I am reading a book on diffusion process and I noticed that there is a concept about semi group approach and I feel unclear about this: what is the domain of the generator $A$? Or how to describe it in a more elementary way?
The infinitesimal generator $A$ is defined as $$A\phi:=\lim_{t\rightarrow 0} \frac{T_t\phi-\phi}{t}$$ for any bounded continuous function $f$ and $t>0$, $$T_tf(x)=\int_{\mathbb{R}^n}f(y)P_t(x,dy),\quad x\in\mathbb{R}^n$$
However, when I try to search about it on google, all I see is abstract algebra which seems to be irrelavent to my question.
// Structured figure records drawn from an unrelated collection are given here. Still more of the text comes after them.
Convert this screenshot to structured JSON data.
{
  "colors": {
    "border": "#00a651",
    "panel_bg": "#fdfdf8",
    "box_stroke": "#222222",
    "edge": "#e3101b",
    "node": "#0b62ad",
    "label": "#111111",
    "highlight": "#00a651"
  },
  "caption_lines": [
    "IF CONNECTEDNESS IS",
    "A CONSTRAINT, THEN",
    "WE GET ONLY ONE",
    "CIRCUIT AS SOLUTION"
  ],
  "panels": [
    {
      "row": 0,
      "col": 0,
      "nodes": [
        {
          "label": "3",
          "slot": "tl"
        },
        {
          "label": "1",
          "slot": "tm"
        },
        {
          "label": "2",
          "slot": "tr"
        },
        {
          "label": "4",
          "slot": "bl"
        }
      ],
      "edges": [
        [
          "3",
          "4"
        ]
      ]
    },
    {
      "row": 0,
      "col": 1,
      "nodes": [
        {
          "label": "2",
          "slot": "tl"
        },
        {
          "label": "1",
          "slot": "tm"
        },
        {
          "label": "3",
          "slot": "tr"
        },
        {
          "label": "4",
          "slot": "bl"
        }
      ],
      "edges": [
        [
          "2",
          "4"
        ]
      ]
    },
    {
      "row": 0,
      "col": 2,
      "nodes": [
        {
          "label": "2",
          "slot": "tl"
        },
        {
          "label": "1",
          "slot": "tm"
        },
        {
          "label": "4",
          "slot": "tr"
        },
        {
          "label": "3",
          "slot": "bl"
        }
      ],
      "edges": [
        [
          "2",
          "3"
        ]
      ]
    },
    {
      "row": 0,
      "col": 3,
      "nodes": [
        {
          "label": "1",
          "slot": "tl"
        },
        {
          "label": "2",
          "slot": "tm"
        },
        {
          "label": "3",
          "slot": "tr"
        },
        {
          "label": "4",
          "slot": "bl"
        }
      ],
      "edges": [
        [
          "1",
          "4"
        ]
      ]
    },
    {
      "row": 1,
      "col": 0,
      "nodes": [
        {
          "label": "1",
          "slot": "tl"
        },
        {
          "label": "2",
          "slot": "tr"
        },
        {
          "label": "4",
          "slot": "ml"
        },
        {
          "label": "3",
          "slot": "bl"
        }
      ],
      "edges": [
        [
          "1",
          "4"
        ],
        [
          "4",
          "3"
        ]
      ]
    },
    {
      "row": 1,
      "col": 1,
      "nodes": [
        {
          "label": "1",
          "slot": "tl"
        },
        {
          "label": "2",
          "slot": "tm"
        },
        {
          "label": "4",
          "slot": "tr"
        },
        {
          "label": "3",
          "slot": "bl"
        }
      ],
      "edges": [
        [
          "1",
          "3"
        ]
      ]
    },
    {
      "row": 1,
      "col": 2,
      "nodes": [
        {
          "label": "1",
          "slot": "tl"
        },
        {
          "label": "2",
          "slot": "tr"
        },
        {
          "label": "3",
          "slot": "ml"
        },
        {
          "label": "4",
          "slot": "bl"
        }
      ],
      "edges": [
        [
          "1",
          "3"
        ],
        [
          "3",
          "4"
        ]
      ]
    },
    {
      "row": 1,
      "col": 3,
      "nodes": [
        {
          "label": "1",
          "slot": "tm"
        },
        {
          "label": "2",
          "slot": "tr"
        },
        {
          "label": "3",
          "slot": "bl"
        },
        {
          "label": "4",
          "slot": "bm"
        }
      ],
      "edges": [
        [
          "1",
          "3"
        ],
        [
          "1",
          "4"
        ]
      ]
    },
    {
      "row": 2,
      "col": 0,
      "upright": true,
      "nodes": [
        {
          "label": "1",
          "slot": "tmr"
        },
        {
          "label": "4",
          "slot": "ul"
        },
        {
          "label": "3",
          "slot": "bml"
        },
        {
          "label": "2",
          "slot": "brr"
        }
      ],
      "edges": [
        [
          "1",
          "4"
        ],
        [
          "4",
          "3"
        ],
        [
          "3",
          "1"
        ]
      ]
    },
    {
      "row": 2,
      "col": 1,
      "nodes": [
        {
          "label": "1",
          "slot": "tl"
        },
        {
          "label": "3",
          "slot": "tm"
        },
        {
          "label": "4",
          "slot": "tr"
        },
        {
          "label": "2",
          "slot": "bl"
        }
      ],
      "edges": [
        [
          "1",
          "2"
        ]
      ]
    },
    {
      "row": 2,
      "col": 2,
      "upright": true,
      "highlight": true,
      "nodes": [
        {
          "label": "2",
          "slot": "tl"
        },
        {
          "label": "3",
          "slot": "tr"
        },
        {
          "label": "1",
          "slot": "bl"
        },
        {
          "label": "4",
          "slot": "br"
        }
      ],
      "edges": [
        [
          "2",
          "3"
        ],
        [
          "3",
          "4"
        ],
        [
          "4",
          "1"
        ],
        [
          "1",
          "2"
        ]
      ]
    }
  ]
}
I appreciate if someone would share some relavent material here.
Addition: Someone told me that $\left(\overline{\left\{\phi: \phi \in C_{2} \text { with compact support }\right\}},\|\cdot\|_{D(A)}\right)$ with $\|\phi\|_{D(A)}:=\|\phi\|_{C_{0}}+\|A \phi\|_{C_{0}}$ is the domain but unsure of it. $C_2$ is the set of twice continuously differentiable function and $C_0$ is the set of continuous function which is vanishing at infinity.
Does anyone have any idea about it?